1. We can not easily separate survival status based on age or year of operation.
2. We can  separate survival status comparatively better wrt. axillary lymph nodes.
3. Patients with 0 to 2 axillary lymph nodes have highest probability of survival after 5 years.

**Cumulative Distribution Function**

In [None]:
# CDF wrt Patient's Age

label = ["pdf of survived", "cdf of survived", "pdf of not survived", "cdf of not survived"]
hman_survived=hman.loc[hman['Survival_status_after_5_years']=='yes']
hman_not_survived=hman.loc[hman['Survival_status_after_5_years']=='no']
counts,bin_edges = np.histogram(hman_survived['Age'],bins=15)
pdf=counts/sum(counts)
cdf=np.cumsum(pdf)
plt.figure(1)
#plt.subplot(211)
plt.plot(bin_edges[1:],pdf,bin_edges[1:],cdf)


#plt.subplot(212)
counts,bin_edges = np.histogram(hman_not_survived['Age'],bins=15)
pdf=counts/sum(counts)
cdf=np.cumsum(pdf)
plt.grid()
plt.plot(bin_edges[1:],pdf,bin_edges[1:],cdf)
plt.xlabel('Age')
plt.ylabel('number of patient')
plt.legend(label)




In [None]:
# CDF wrt Year of Operation

counts,bin_edges = np.histogram(hman_survived['Operation_Year'],bins=15)
pdf=counts/sum(counts)
cdf=np.cumsum(pdf)
plt.plot(bin_edges[1:],pdf,bin_edges[1:],cdf)
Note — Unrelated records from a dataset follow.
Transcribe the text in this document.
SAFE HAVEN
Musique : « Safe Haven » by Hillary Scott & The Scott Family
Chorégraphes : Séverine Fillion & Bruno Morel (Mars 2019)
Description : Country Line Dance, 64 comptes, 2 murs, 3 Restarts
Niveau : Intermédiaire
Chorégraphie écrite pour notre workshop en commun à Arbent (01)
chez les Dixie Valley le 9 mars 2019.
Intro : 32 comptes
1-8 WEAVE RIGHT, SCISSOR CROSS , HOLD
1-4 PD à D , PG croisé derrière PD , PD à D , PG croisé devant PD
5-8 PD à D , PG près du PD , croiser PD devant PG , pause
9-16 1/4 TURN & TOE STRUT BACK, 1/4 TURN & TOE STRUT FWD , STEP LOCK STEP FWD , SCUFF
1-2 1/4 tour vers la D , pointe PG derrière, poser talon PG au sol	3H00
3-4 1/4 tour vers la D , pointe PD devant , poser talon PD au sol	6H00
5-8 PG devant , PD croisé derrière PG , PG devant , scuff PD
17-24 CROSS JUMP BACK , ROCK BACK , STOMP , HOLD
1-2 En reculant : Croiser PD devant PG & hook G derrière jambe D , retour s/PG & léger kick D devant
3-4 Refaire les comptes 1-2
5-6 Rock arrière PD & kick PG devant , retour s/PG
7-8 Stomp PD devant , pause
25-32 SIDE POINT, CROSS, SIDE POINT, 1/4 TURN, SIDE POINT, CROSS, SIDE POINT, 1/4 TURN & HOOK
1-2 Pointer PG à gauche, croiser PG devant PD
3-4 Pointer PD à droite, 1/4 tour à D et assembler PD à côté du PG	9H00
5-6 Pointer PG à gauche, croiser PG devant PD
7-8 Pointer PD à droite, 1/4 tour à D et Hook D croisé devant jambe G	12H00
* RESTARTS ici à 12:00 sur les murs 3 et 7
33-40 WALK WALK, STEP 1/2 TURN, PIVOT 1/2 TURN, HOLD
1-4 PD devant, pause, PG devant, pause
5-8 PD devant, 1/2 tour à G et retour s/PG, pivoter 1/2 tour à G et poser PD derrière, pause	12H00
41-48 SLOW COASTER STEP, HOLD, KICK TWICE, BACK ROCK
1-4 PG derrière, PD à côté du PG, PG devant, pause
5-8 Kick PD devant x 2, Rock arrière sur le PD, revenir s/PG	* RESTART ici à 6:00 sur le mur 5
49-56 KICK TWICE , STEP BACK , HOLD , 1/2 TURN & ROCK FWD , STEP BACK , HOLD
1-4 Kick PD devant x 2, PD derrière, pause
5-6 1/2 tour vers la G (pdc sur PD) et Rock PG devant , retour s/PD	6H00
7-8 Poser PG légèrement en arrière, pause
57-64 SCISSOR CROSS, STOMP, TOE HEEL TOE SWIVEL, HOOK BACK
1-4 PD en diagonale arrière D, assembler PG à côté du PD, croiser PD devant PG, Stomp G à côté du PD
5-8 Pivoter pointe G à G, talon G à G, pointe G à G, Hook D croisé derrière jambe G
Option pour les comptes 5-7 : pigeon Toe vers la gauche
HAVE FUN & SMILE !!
counts,bin_edges = np.histogram(hman_not_survived['Operation_Year'],bins=15)
pdf=counts/sum(counts)
cdf=np.cumsum(pdf)
plt.grid()
plt.plot(bin_edges[1:],pdf,bin_edges[1:],cdf)
plt.xlabel('Year of Operation')
plt.ylabel('number of patient')
plt.legend(label)

In [None]:
#CDF wrt axillary lymph nodes

counts,bin_edges = np.histogram(hman_survived['axillary_lymph_nodes'],bins=15)
pdf=counts/sum(counts)
cdf=np.cumsum(pdf)
plt.figure(1)
#plt.subplot(221)
plt.plot(bin_edges[1:],pdf,bin_edges[1:],cdf)


#plt.subplot(222)
counts,bin_edges = np.histogram(hman_not_survived['axillary_lymph_nodes'],bins=15)
pdf=counts/sum(counts)
cdf=np.cumsum(pdf)
plt.grid()
plt.plot(bin_edges[1:],pdf,bin_edges[1:],cdf)
plt.xlabel('axillary_lymph_nodes')
plt.ylabel('number of patient')
plt.legend(label)

**Observation(s)**

1. 80% of survived patients are of aged less than equal to 64.
2. Patients with more than 47 axial lymph nodes have not survived.
3. Patients oparated with the age more than 77 years have not survived.
4. 80% of survived patients have less than 4 axillary lymph nodes.


# Boxplot

In [None]:
# BoxPlot wrt patient's age

sns.boxplot(y='Age',x='Survival_status_after_5_years',data=hman)
plt.show()

In [None]:
# BoxPlot wrt year of operation

sns.boxplot(y='Operation_Year',x='Survival_status_after_5_years',data=hman)
plt.show()

In [None]:
# BoxPlot wrt axillary lymph nodes

sns.boxplot(y='axillary_lymph_nodes',x='Survival_status_after_5_years',data=hman)
plt.show()

# Violin Plot

In [None]:
# Violine plot wrt patient's age

sns.violinplot(y='Age',x='Survival_status_after_5_years',data=hman)
plt.show()

In [None]:
# Violin plot wrt year of operation

sns.violinplot(y='Operation_Year',x='Survival_status_after_5_years',data=hman)
plt.show()

In [None]:
# Violin plot wrt axillary lymph nodes

sns.violinplot(y='axillary_lymph_nodes',x='Survival_status_after_5_years',data=hman)
plt.show()

**Observation(s)** 
(from boxplot and violin plot)

1. 75% of patients survived are of aged less than equal to 60.
2. 75% of patients survived have less than 4 axillary lymph nodes.
3. 75% of patients who have more have not survived have more than 10 axillary lymph nodes.

# Bi-variate Analysis

# Scatter Plot

In [None]:
# we can draw 3C2 = 3 SCatter plots

sns.set_style('whitegrid')
sns.FacetGrid(hman,hue='Survival_status_after_5_years',size=6).map(plt.scatter,'Age','axillary_lymph_nodes').add_legend()
plt.show()


# Pair Plot



In [None]:
# Pair Plot 

plt.close()
sns.pairplot(hman,hue='Survival_status_after_5_years',size=5)
plt.show()


**Observation(s)**

 1. We can not easily separate survival status based on this plot.
 2. 'Year of Operaion' and 'axial nodes' gives comparatively better separation than other scatter plots.

# Conclusion :

1. Number of Axillary lymph nodes gives comparatively better separtion than other factors . 
2. Patients with less than four axillary nodes has better probability to survive .
2. From the given dataset we can not easily predict survival status using simple techniques as the plots of the attributes are highly overlapped.